United Airlines and Icelandair signed separate agreements for next-generation aircraft and hydrogen, while the CEO of Delta Air Lines cemented the company’s interest in the development of electric vertical takeoff and landing (eVTOL) aircraft.
United confirmed a new investment in electric aircraft startup Heart Aerospace. United Airlines Ventures, along with Breakthrough Energy Ventures and Mesa Airlines made a joint investment of $35 million toward the development of Heart Aerospace’s 19-seater ES-19 aircraft. United and its regional subsidiary Mesa have conditionally agreed to purchase 200 of the ES-19 aircraft.
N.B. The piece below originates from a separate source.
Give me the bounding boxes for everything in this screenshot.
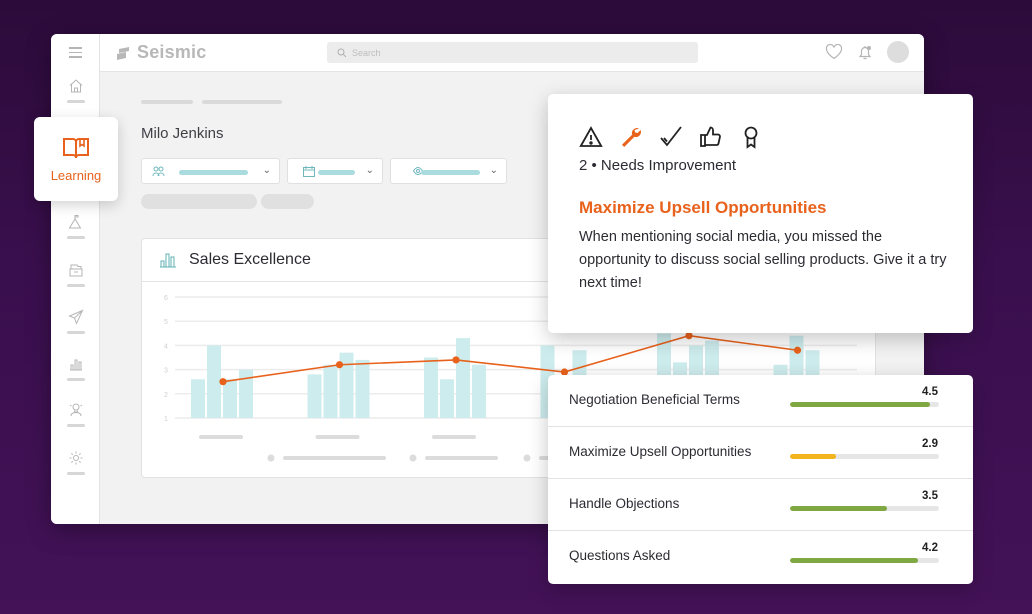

Sweden-based Heart Aerospace is developing the ES-19 as all-electric fly-by-wire regional turboprop aircraft with a range of up to 217 nm. Heart expects the aircraft to be ready to achieve type certification from European and U.S. civil aviation authorities by the third quart of 2026.
Icelandair will focus on hydrogen for its clean-energy efforts. It has signed a letter of intent with Universal Hydrogen, to “pursue the implementation of green hydrogen, a carbon-free aviation fuel, as a propellant for Icelandair’s domestic aircraft fleet.”
California-based Universal Hydrogen is developing an aftermarket hydrogen conversion kit for regional aircraft, as well as a fuel distribution system based on a unique modular hydrogen capsule technology.
Delta’s current fleet renewal strategy centers on the acquisition of 36 airliners—including 29 used Boeing 737-900ERs and seven used Airbus A350-900s—an eventual investment or partnership around electric-powered aircraft is something it’s considering.